Dissolution of Fixed-line Monopoly and Launch of 3G to Invigorate Tunisian Market
Tunisia's telecommunication sector contributes to 11 per cent of the country's Gross Domestic Product (GDP). With three operators in the market (Orange Tunisia, Tunisiana and Tunisia Telecom), the mobile penetration rate stood at 115.3 per cent in 2011. Recently introduced competition in the fixed-line segment and the launch of 3G services will continue to push the industry forward.
New analysis from Frost & Sullivan finds that the market earned revenues of USD 2.03 billion in 2011 and estimates this to reach USD 2.82 billion in 2018.
"The arrival of the new fixed and mobile service operator in 2010 dissolved the monopoly of the fixed-line incumbent," notes Frost & Sullivan Research Analyst Jonas Zelba. "At the same time, it increased competition which is likely to drive growth in the telecom market."
The duopoly in the mobile segment of two operators ended in 2010, when the third mobile operator, Orange Tunisia, launched its services.

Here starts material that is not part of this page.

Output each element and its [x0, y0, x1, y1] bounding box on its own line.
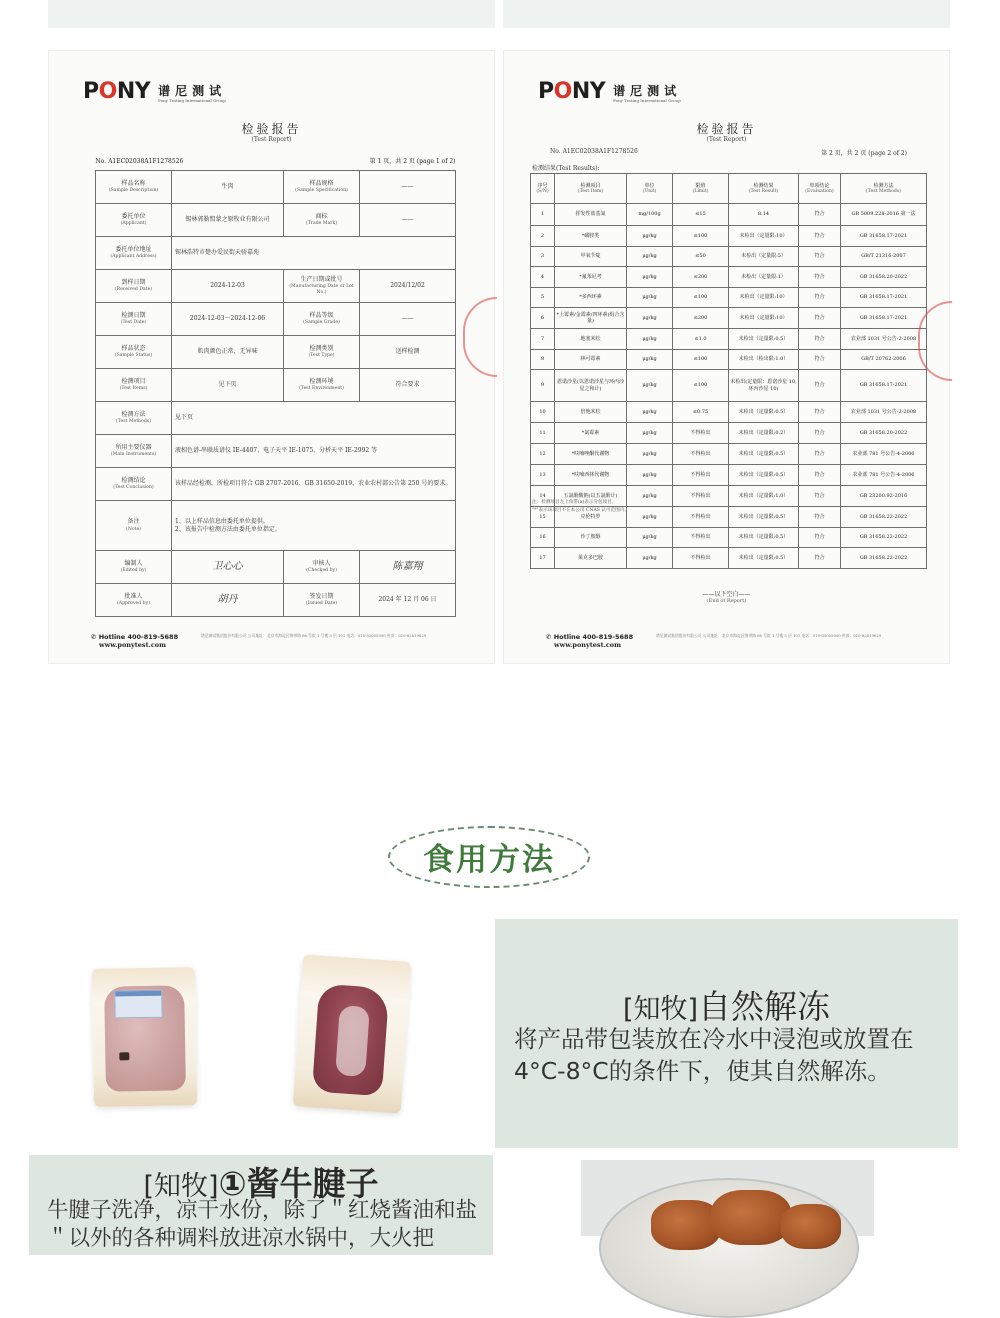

Orange was the first operator in the country to launch 3G services in May 2010. However, four months later, Tunisie Telecom acquired the second 3G license for USD 80 million.
The fixed-line segment was controlled by Tunisia Telecom until 2010. In May 2010, newly established operator, Orange Tunisia, launched fixed, mobile and internet services. Greater competition and the dissolution of monopolies have boded well for the Tunisian telecom market.
However, recent political unrest and the current political instability in Tunisia have slowed down enterprise spending, internal Information and Communication Technologies (ICT) investments and Foreign Direct Investment (FDI). The telecommunication market was significantly affected by the unrest as the market's revenue shank by 3.6 per cent in 2011.
"It is critical for Tunisia to resolve the political instability quickly to ensure healthy and much needed investments in the country," says Zelba.
To maintain market momentum, operators should focus on extending coverage to rural areas and introduce aggressive pricing to attract subscribers. Affordability for lower-income subscribers will remain a key factor to penetrate this mature market.